Ну и мама старалась. А я – я страдала. Потому что еще будет обед, за ним полдник, а следом и ужин.
Есть я тогда ненавидела. Но – приучили! Это претензия к маме. Обвиняю и настаиваю – виновата она. Я тут вообще ни при чем.

 

Летом я ездила в лагерь. Лагерь от маминой работы находился там же, в Пестово, на Рузском водохранилище, где был когда-то тоскливый и жуткий мой выездной детский сад. В целом лагерную жизнь я приняла – проблем с коммуникацией у меня не было, подружками я обрастала моментально, любила принимать участие во всяких смотрах и постановках, но условия проживания там были воистину дикими. Например, барак, где мы жили, никогда не отапливался. А холодных и дождливых дней в Подмосковье достаточно. Помню, как мы с девчонками мерзли и никак не могли уснуть – надевали на себя все имеющиеся кофты, брюки и свитера. Страшно, до кровавых ран, зажирали нас комары. Из средств защиты была одна «Гвоздика» – одеколон с мерзким, неистребимым запахом. Да и то, я думаю, это был миф.
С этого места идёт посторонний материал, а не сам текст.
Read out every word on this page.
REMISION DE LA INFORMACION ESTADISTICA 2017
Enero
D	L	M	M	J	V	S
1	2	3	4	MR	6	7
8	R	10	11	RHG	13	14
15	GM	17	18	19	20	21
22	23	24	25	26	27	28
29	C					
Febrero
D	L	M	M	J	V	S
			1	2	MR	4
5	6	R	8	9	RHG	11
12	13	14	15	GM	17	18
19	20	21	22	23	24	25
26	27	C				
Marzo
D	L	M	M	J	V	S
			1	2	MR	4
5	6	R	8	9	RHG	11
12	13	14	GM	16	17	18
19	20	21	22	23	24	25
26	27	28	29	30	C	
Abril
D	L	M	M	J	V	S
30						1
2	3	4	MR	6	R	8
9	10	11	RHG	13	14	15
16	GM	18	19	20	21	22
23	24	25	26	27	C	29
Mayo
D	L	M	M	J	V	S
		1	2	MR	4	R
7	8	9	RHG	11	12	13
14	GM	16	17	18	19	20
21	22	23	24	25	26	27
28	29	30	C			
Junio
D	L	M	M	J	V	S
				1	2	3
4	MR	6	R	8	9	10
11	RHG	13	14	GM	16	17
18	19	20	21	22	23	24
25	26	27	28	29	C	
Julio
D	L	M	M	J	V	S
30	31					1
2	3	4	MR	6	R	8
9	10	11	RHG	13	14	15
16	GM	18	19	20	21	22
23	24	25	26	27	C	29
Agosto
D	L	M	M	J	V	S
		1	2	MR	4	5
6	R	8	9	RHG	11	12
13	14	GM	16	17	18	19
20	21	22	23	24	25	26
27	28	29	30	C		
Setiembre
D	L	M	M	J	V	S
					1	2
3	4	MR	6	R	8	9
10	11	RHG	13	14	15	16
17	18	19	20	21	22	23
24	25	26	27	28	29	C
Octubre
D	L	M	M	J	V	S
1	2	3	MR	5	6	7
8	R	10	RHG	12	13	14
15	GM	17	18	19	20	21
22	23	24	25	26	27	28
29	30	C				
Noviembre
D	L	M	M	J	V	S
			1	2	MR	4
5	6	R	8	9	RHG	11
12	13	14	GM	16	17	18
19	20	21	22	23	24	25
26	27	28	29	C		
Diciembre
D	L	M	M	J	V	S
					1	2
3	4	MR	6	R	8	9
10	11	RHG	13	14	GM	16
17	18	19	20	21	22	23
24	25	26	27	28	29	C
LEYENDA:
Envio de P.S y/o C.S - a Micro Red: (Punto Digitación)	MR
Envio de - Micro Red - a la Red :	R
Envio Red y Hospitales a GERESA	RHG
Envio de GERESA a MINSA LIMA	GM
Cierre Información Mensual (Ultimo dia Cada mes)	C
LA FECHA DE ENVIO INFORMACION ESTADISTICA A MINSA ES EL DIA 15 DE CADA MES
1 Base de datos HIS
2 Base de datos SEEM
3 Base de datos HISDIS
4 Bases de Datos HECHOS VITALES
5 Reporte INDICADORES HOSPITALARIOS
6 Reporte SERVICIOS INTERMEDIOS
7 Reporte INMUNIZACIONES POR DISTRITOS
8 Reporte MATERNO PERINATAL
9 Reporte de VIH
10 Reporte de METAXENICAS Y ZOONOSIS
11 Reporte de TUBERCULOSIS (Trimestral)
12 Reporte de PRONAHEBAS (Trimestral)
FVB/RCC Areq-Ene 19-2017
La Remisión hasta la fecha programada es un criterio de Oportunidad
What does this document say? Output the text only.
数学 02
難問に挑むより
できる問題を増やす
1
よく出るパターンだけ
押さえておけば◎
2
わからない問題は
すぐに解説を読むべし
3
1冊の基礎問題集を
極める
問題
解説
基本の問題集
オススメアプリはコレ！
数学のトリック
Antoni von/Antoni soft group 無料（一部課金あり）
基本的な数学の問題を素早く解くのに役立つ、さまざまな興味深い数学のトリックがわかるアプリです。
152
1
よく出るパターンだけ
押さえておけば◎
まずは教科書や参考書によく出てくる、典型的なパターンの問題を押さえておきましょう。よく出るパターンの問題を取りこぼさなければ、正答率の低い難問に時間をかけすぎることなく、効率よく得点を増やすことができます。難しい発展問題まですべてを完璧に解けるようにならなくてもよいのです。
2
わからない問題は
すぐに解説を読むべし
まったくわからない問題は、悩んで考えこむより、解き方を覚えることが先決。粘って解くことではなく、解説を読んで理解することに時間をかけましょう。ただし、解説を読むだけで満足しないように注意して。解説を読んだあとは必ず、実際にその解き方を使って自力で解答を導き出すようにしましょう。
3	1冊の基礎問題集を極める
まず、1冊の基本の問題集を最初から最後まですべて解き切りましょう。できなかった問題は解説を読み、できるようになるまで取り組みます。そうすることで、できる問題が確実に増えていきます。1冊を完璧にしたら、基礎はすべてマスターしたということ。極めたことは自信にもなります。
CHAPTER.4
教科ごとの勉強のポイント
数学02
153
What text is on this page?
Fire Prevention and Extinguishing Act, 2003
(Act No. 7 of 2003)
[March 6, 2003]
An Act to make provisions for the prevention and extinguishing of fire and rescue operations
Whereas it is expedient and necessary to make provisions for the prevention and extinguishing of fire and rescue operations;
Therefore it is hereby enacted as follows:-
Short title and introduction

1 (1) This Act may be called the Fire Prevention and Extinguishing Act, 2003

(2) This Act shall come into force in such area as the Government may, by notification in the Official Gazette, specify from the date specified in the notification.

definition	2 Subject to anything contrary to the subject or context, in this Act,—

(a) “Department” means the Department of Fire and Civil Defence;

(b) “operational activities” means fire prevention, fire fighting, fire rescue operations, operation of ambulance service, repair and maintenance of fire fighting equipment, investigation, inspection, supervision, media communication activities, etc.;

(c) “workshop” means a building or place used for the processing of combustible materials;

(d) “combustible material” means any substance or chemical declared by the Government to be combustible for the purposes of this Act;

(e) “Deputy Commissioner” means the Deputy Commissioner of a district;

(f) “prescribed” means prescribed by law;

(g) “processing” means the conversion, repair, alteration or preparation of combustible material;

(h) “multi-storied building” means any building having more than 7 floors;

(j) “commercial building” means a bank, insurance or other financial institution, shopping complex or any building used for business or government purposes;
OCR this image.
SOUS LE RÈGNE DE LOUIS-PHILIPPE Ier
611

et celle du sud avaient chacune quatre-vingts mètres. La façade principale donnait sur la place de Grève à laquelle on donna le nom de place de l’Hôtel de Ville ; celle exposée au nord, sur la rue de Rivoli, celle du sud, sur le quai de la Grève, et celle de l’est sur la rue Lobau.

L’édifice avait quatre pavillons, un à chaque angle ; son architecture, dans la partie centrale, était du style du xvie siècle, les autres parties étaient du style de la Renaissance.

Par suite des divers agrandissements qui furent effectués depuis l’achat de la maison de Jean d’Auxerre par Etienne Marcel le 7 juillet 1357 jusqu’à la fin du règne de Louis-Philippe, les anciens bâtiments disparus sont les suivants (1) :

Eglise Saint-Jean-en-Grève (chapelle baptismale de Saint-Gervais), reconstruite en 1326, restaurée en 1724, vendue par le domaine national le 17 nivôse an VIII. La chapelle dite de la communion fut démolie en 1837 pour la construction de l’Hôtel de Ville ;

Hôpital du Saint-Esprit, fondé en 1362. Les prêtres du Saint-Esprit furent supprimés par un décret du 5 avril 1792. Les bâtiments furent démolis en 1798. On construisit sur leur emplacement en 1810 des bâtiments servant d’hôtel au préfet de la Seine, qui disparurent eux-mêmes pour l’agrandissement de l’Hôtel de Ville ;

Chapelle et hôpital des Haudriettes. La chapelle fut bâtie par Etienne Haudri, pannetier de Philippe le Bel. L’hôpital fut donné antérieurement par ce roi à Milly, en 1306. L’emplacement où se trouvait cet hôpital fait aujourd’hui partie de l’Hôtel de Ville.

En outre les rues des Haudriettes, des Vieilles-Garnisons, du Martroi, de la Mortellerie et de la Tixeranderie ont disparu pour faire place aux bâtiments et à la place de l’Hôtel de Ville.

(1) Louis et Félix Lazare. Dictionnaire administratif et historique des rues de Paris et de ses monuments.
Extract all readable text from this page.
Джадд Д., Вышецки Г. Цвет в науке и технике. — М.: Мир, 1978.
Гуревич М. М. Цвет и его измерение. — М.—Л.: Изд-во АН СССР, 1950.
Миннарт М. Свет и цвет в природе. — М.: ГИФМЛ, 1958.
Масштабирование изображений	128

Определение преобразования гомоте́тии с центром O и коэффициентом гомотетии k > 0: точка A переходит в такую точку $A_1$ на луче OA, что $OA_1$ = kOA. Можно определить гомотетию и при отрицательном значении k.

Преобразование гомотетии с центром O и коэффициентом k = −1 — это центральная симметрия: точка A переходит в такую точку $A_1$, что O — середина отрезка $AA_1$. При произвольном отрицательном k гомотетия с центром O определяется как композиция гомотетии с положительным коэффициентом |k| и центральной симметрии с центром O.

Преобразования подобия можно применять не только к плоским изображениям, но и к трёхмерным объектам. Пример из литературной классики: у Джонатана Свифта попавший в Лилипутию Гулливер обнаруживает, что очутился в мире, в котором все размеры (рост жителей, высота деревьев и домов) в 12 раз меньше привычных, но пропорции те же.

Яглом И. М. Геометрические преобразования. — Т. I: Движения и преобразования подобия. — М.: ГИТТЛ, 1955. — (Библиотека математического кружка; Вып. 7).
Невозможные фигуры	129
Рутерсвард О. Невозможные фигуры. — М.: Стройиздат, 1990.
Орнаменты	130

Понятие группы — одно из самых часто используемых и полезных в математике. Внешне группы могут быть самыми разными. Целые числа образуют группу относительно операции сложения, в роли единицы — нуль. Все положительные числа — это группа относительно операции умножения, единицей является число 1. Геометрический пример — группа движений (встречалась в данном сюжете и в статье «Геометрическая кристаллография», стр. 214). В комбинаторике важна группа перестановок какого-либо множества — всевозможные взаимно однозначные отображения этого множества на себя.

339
Воняла она возмутительно, а комарам было, похоже, по барабану. Тошнило от нее только нас.
Но самое страшное в лагере – туалет. Деревянный барак с дырками в полу. Хлорка шибала в нос и глаза – до слез, до тошноты. Хлорки никто не жалел. Ну и никакой интимности, приватности, уединения – все в ряд, как курицы на жерди. За тоненькой и щелястой стенкой – мальчишки. Подглядывают, ржут, улюлюкают. Дебилы.
Баня бывала раз в неделю – маленькая, тесная, душная. Нас торопили – на очереди был следующий отряд. Про все остальное никто не задумывался – что неплохо было бы, в принципе, принять душ и произвести процедуры личной гигиены, хотя бы раз в день. Зато зорко следили за чистотой не только помыслов, но и ног! Ноги – главная часть «организьма», как грустно шутил наш вожатый. Ноги мы мыли ежедневно в обязательном порядке. Прямо на улице располагался длиннющий стальной и бесконечный, метров на десять, «ногомойник» с ледяной водой. Там же чистили зубы. По желобу текла и пенилась серая вода с островками зубной пасты и мыла.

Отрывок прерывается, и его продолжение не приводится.